Stage 14 from Mulhouse to Le Markstein Fellering is a compact Vosges mountain stage that arrives just before the second rest day. The short distance and relentless climbing sequence make it a stage where the race can fracture early and stay fractured.

Tour de France 2026

Stage 14 runs 155 kilometers from Mulhouse to Le Markstein Fellering, a compact Vosges mountain stage that arrives just before the second rest day. The route climbs the Col du Page and Col du Haag before finishing at Le Markstein Fellering, a summit that last appeared in the Tour during 2014. The Vosges are lower and less famous than the Alps, but the short distance and the sequence of climbs make this a stage where the race can fracture early and stay fractured.

Mulhouse sits in the Rhine valley near the German and Swiss borders, an industrial city that has hosted Tour starts before but rarely figures in the race’s mountain mythology. The Vosges themselves are older than the Alps, worn down and forested, with climbs that tend to be steady rather than steep. That profile can deceive. The lack of long descents between ascents means there is little time to recover, and the final climb to Le Markstein Fellering is exposed enough that weather can turn it into something harder than the gradient suggests.

What does the profile actually demand?

The stage is short enough that teams can race it hard from the valley, and the climbing sequence is relentless enough that positioning matters more than raw power. The Col du Page comes early, the Col du Haag follows without much flat road in between, and the final climb to Le Markstein Fellering is long enough to sort out a small group but not so long that it guarantees a solo finish. The summit is around 1,200 meters, which means the air is thinner than it feels and the final kilometers can hurt more than the gradient alone would suggest.

This is not a stage where a breakaway survives unless the GC teams are content to let it go, and by stage 14 that is rarely the case. If the yellow jersey is still contested, expect the pace to lift on the Col du Haag and stay high all the way to the line. If one team has control, this is still a stage where a rival can try to break that control before the Alps arrive.

Who should you watch?

Tadej Pogacar and Jonas Vingegaard are the obvious names, but this stage rewards the kind of rider who can attack before the final climb and hold it to the line. Juan Ayuso has the climbing legs and the tactical freedom to try something early if UAE Team Emirates is willing to let him. Remco Evenepoel is less suited to this kind of stage than to a longer Alpine climb, but if he is still in contention by stage 14 he will need to show something here or risk losing time before the time trial.

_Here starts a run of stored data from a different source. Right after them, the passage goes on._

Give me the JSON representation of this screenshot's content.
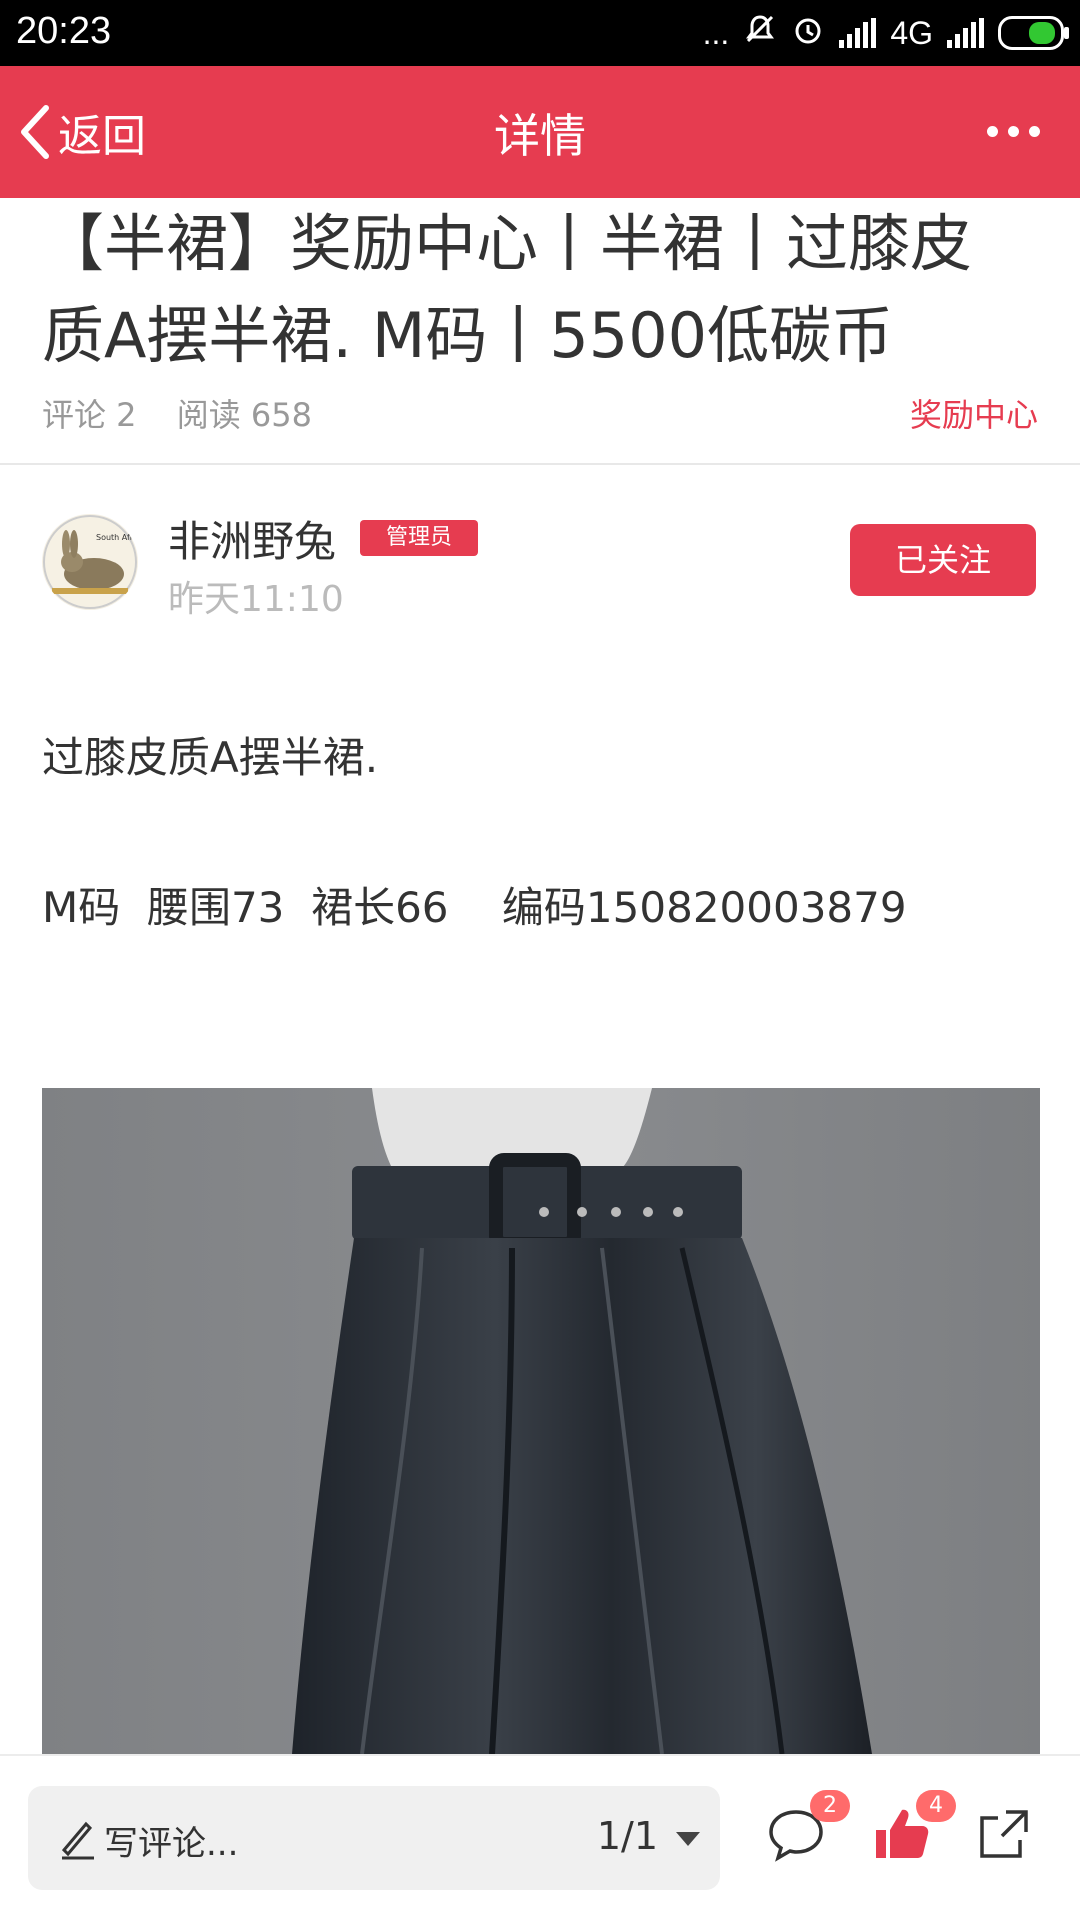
{
  "status_bar": {
    "time": "20:23",
    "dots": "...",
    "network": "4G"
  },
  "header": {
    "back_label": "返回",
    "title": "详情"
  },
  "post": {
    "title_line1": "【半裙】奖励中心丨半裙丨过膝皮",
    "title_line2": "质A摆半裙. M码丨5500低碳币",
    "comments_label": "评论 2",
    "reads_label": "阅读 658",
    "category": "奖励中心"
  },
  "author": {
    "name": "非洲野兔",
    "badge": "管理员",
    "time": "昨天11:10",
    "follow_label": "已关注",
    "avatar_text": "South Africa"
  },
  "content": {
    "line1": "过膝皮质A摆半裙.",
    "line2": "M码  腰围73  裙长66    编码150820003879"
  },
  "bottom_bar": {
    "comment_placeholder": "写评论...",
    "page_indicator": "1/1",
    "comment_count": "2",
    "like_count": "4"
  },
  "colors": {
    "accent": "#e63c50",
    "badge_count": "#ff6b6b"
  },
  "icons": [
    "back-icon",
    "more-icon",
    "pencil-icon",
    "dropdown-icon",
    "comment-icon",
    "like-icon",
    "share-icon"
  ]
}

The stage also suits a rider like Lenny Martinez, who climbs well on shorter, punchier ascents and has the kind of aggressive instinct that can turn a controlled stage into a chaotic one. Antonio Tiberi is another name to watch if Bahrain Victorious decides to race for stage wins rather than defend a GC position.

How will it likely unfold?

If the GC gap is tight, expect the race to split on the Col du Haag and stay split. If one team has a comfortable lead, the stage could still produce a breakaway finish, but only if the yellow jersey’s team is confident enough to let it go. The final climb is not steep enough to guarantee a solo winner, so the stage could come down to a small group sprint or a late attack in the final two kilometers.

The weather is the other variable. The Vosges can be wet and cold even in July, and if the summit is foggy or the roads are slick, the descents between climbs become more dangerous than the climbs themselves. That kind of day favors the rider who is willing to take risks on the descents and the team that is willing to race hard when visibility is poor.

The call

This stage will not decide the Tour, but it will clarify who is still in contention and who is starting to fade. If Pogacar is still in yellow, he will likely finish in the front group without needing to attack. If Vingegaard is close, this is a stage where he could try to take time before the Alps. If neither of them is willing to race aggressively, watch for Ayuso or Martinez to try something on the Col du Haag and see if anyone is willing to chase.

The most likely outcome is a small group finish with the main GC contenders together, but the most interesting outcome is an early attack that forces the yellow jersey’s team to chase hard and opens up gaps before the final climb. Either way, this is a stage that will tell you more about who is strong and who is bluffing than the time gaps alone will show.